Crisis-Driven Strategy:
A Case of Xerox Corporation
--Rajnandan Patnaik
Visualizing the future and making adequate provisions to deal with it objectively can be termed as strategy. Strategy is an exercise that visualizes or anticipates the future and acts accordingly to achieve some form of competitive advantage. Hence, strategy is an intellectual process, the conscious determination of course of action, the basing of decisions on purpose, facts and considered objectives. Moreover, strategy involves creating plans through alternative courses of action, with a view to implement the same in future to synchronize with the changing environment. Strategy can give results only after it is followed with considerable consistency. In other words, a strategy needs to be stuck with for a reasonable time, in order to get results. A strategic plan considers this long-term perspective and configures the actions to achieve the desired objectives. However, it is seen that strategic plan sometimes misses its mark completely. The reason for this radical miss is explained through the complexity of the elements that creates inertia in the organization. The framework proposed in this paper is crisis-driven strategy that brings in flexibility with the help of complexity theory, which holds the potential to aid strategic planning, explain the approach to strategy, and overcome the organizational inertia, as well as to indicate the idiosyncrasies that exist in achieving the turnaround objectives. The methodology considered is the analytic induction technique with the case of Xerox Corporation that has found some good turnaround CEOs internally, who happen to be women.

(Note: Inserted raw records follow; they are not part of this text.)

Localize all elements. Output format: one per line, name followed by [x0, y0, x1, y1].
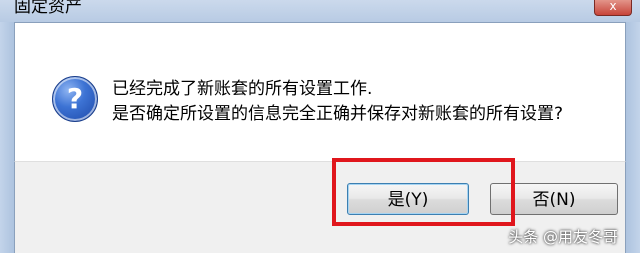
message-line-2: 是否确定所设置的信息完全正确并保存对新账套的所有设置?	[112, 104, 564, 124]
close-icon: x	[609, 0, 617, 13]
message-line-1: 已经完成了新账套的所有设置工作.	[112, 79, 373, 99]
window-frame-right	[626, 22, 640, 253]
title-bar: 固定资产 x	[0, 0, 640, 22]
window-title: 固定资产	[14, 0, 82, 17]
question-icon: ?	[52, 76, 98, 122]
close-button[interactable]: x	[594, 0, 632, 16]
window-frame-left	[0, 22, 14, 253]
highlight-box	[332, 158, 515, 226]
watermark-text: 头条 @用友冬哥	[508, 228, 618, 246]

© 2014 IUP. All Rights Reserved.
Application of the Resource-Based View:
A Case of an Indian Pharma Multinational
--M Raja Shekhar Reddy and Venu Gopal Rao
The paper discusses how the Resource-Based View (RBV) can be used as a potential tool for analyzing the competitive advantage of a firm. Taking the example of a leading Indian pharma major, the authors discuss how firm-specific resources have contributed to sustainable growth over the years. The authors explain how this firm’s process of drug manufacturing using project management is evolving. Taking two specific sub-dimensions of RBV, namely, Social Complexity and Causal Ambiguity, the case describes the interplay of the two dimensions. In the highly competitive world of drug manufacturing, speed and cost are of essence, and it is this space that the firm under discussion has been able to exploit. The case goes on to describe the process of drug manufacturing in the organization and demonstrates the process of creating a superior competitive advantage for the client organization and for itself. For the prospective reader of strategy literature, this case demonstrates the importance of RBV in the pharma business and shows how firms in countries such as India are well placed over others in this business.